While many parents may find themselves wishing that interactive gaming, Facebook, and smartphones had never been invented, these and other technologies can have beneficial effects on classroom learning and lifetime education.
Students today are encountering Internet-based technologies in school in ways unimaginable even five years ago. On the whole, education policy makers and teachers alike have generally been impressed by the ways in which computers can enhance student learning in most disciplines.
Effects of Technology on Classrooms and Students
The United States Department of Education said in a report titled Effects of Technology on Classrooms and Students:
“Technology use allows many more students to be actively thinking about information, making choices, and executing skills than is typical in teacher-led lessons. Moreover, when technology is used as a tool to support students in performing authentic tasks, the students are in the position of defining their goals, making design decisions, and evaluating their progress”

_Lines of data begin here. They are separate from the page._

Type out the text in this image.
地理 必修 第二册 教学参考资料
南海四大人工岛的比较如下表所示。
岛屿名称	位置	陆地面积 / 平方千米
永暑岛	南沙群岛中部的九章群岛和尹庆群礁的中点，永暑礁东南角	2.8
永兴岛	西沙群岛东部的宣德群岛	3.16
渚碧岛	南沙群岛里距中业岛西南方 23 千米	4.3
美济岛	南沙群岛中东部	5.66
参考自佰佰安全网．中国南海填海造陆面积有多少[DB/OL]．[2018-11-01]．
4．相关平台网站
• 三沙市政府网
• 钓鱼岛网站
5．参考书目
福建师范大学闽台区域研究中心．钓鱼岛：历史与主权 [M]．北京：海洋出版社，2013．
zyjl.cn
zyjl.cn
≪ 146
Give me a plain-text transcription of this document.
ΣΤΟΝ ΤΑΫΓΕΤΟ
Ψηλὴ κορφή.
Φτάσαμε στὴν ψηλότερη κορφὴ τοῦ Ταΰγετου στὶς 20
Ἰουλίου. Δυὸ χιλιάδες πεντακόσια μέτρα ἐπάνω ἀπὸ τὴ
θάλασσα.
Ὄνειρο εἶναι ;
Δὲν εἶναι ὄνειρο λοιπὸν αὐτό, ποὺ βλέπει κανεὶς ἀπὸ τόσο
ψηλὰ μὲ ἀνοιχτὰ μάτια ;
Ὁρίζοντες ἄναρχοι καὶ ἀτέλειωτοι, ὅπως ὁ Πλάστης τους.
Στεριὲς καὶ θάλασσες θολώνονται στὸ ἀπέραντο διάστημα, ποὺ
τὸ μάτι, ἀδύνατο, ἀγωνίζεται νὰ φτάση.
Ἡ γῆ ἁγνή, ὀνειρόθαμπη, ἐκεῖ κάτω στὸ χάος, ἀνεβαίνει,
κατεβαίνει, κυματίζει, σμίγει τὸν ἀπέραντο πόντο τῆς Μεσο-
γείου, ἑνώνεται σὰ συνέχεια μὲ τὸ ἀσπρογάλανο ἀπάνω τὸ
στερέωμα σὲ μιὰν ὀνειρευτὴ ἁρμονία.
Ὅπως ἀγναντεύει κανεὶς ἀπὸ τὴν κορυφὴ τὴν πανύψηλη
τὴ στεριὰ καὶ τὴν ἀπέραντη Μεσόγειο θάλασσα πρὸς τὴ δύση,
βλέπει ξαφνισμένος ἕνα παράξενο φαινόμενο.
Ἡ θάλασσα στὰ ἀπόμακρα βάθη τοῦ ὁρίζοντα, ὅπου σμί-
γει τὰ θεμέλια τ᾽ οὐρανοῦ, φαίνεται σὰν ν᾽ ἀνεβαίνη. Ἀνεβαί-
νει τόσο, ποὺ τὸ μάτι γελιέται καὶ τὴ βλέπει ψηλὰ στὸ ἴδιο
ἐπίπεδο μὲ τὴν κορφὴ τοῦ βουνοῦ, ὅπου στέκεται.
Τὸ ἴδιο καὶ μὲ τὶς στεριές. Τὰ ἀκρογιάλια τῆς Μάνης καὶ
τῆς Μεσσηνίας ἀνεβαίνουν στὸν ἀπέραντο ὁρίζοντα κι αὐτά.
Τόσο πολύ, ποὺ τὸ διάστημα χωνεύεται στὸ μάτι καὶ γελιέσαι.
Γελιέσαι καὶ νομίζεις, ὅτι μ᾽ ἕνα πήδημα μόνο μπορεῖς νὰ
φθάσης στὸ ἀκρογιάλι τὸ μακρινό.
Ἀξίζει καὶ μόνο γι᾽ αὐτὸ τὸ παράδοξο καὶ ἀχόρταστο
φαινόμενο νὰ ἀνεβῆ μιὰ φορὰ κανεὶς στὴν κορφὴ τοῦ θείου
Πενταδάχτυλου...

Such learning is often interactive. While computer programs and learning models are no substitute for careful lesson plans and curricula, they can work together quite powerfully.
iPads in the classroom
The growing use of iPads in the classroom is one example. High School English students are able to read novels on their devices, then add comments and chat with their classmates about major themes and plot developments in real time — often outside of school hours.
Older students have also proved the worth of an iPad for to foreign language instruction. The wealth of language resources available through specialized apps and mobile-enhanced programs has made it easier than ever to interact with and learn from native speakers.
Even primary school children as young as kindergarten are benefiting from this form of interactive technology. According to a 2012 Time magazine special report, students with early exposure to classroom iPad use have an increased rate of literacy and better mathematical abilities by the time they reach the third grade than peers in more “traditional” classrooms.
App developers have been quick to follow this trend, creating a range of education-driven programs to appeal to teachers and parents both. In fully wired classrooms, teachers can give students space to explore new subjects or areas on their own, but all while monitoring their progress. For Math activities a teacher can direct all students to complete a basic task through an app on their tablet computers, then remotely track students’ progress through a calibrated “master” screen. This gives the teacher the opportunity to spend more time with those who are struggling, while offering more challenging problems to those who need something harder—all without sacrificing time in class, or “dumbing things down” for the benefit of the whole.
Technology is also making several ground breaking changes to delivery and assessment of education including:
• International connections and links between virtual classrooms. Rural students are often able to leverage video technology to stream lessons. Places where it is difficult to find and attract quality teachers—remote villages in Africa, for instance, or war-torn parts of Southeast Asia—often benefit the most from these sorts of arrangements.
• The ability to take standardized tests on computer. Graduate school exams like the GRE and the GMAT are increasingly being offered as computer-adaptive tests. Mainstream exams like the SAT and grade level exams may soon follow. Adaptive tests serve questions based on real-time student performance, and are usually able to give at least an unofficial score immediately on completion.
The integration of technology with classroom learning is already showing great promise for future developments.